For Dullin’s protagonist, Mahdi (Yasser Osmani), this happens to be an extra-important bus ride. He’s head over heels in love with Jada (Sanya Salhi), who seems to barely acknowledge his existence. She sits with the cool, older kids on the other side of the bus. Mahdi’s sister, Kenza (Aya Halal), eggs him on to talk to her, most likely to amuse herself when he inevitably fails. “Don’t tell her you like her,” she advises. Her friend, Aïssatou (Rama Ndongo), joins in the fun, until Kenza strikes a nerve with something she says, and Aïssatou’s own desires surface. The finale features a confession of sorts, and a bittersweet ending, wherein popularity still presides over true love.
The Right Words touchingly demonstrates a fragment of a childhood, with all of its trepidation and romance. It nails that effervescent feeling of one’s whole life being ahead of them. . . but kids are too busy dwelling, choosing the titular right words to interact, soaking in the tidbits overheard from the adult world and trying to utilize them. Inconsequential issues seem gargantuan, a smile can make or break a mood, and Snapchat is God. Their attempts at communication – as Mahdi demonstrates – are clumsy, and it’s only when the young boy conveys his true feelings, as opposed to going against his instincts, that Jada reacts.
In less than 15 minutes, Dullin, along with co-writer Emma Benestan, manages to reveal so much about the characters, their relationships, their fears.
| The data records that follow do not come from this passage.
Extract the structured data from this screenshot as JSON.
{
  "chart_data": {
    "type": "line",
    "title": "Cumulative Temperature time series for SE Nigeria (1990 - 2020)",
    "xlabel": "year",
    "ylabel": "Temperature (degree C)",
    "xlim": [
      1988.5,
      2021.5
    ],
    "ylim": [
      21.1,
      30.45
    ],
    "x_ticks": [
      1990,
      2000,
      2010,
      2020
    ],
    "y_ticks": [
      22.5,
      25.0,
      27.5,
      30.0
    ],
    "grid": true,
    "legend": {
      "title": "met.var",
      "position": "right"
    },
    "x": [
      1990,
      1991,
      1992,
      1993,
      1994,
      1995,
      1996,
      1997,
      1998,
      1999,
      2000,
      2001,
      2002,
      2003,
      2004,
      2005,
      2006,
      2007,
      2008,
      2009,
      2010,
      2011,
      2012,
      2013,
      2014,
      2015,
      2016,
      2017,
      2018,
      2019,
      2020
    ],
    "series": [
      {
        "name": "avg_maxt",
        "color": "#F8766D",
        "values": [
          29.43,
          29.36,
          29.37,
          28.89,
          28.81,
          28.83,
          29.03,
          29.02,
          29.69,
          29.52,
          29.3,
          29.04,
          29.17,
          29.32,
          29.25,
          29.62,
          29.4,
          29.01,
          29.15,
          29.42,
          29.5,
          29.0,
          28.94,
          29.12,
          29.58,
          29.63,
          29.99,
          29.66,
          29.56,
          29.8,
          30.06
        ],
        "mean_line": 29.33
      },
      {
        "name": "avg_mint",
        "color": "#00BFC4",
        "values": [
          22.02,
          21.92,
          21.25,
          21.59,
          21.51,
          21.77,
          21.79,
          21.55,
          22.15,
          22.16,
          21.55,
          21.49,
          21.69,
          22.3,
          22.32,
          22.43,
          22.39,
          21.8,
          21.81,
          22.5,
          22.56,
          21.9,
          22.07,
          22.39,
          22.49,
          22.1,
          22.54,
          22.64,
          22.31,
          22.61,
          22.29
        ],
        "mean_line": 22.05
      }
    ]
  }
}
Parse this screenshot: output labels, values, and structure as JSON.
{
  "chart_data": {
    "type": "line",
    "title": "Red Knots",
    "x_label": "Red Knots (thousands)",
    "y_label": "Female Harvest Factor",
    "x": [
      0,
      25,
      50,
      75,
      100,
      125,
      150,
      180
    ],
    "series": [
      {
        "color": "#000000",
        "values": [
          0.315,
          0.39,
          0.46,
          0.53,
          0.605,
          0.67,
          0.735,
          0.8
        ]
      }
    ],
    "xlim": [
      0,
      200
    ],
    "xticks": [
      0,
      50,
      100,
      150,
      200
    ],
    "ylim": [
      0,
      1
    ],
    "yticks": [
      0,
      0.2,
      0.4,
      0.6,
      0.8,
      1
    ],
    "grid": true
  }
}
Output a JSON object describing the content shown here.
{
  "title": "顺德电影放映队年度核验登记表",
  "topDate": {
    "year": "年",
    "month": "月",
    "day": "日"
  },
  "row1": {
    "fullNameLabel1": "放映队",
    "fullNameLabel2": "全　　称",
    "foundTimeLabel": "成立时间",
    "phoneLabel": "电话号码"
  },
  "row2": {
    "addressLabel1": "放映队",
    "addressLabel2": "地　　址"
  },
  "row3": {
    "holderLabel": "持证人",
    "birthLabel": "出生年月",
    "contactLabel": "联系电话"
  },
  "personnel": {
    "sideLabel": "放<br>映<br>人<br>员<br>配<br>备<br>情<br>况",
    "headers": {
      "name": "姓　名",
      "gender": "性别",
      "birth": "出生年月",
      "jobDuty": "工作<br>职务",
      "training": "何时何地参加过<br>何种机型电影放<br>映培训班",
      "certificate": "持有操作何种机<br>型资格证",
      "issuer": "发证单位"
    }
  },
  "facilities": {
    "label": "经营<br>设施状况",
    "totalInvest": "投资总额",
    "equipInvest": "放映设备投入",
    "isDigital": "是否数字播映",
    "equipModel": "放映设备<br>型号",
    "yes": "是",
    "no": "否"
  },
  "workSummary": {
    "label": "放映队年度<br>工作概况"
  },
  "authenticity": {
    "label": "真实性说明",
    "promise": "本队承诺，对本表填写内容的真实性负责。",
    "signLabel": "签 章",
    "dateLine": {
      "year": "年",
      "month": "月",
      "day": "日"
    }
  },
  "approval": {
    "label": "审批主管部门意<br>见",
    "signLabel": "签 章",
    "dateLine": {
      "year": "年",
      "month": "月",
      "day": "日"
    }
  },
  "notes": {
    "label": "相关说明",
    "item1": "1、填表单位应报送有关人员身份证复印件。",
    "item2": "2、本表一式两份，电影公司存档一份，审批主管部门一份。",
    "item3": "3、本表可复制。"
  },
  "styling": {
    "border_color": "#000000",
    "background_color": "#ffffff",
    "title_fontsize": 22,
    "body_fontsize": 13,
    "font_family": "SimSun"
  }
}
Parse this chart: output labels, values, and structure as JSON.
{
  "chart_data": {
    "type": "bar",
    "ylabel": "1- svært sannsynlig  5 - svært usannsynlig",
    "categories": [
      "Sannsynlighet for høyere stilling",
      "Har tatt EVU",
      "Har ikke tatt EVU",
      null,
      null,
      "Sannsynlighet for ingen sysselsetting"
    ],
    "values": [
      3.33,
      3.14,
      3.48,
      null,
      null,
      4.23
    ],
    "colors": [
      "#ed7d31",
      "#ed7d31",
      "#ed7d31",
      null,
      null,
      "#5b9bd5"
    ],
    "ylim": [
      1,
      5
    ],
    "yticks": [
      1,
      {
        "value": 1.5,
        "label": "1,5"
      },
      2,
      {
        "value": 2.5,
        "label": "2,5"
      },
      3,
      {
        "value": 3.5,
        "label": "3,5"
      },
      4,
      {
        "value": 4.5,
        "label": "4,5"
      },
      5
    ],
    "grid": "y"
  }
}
Subtle touches, like a hand brushing against another, amount to a piercing exposé of the society that spawns us. The media, older/cooler kids, parents, ideologies – there are many things affecting a developing mind – but at the end of the day, staying true to yourself remains the most important. It’s difficult to find the right words to describe Dullin’s film, but “delicate” and “shrewd” will do.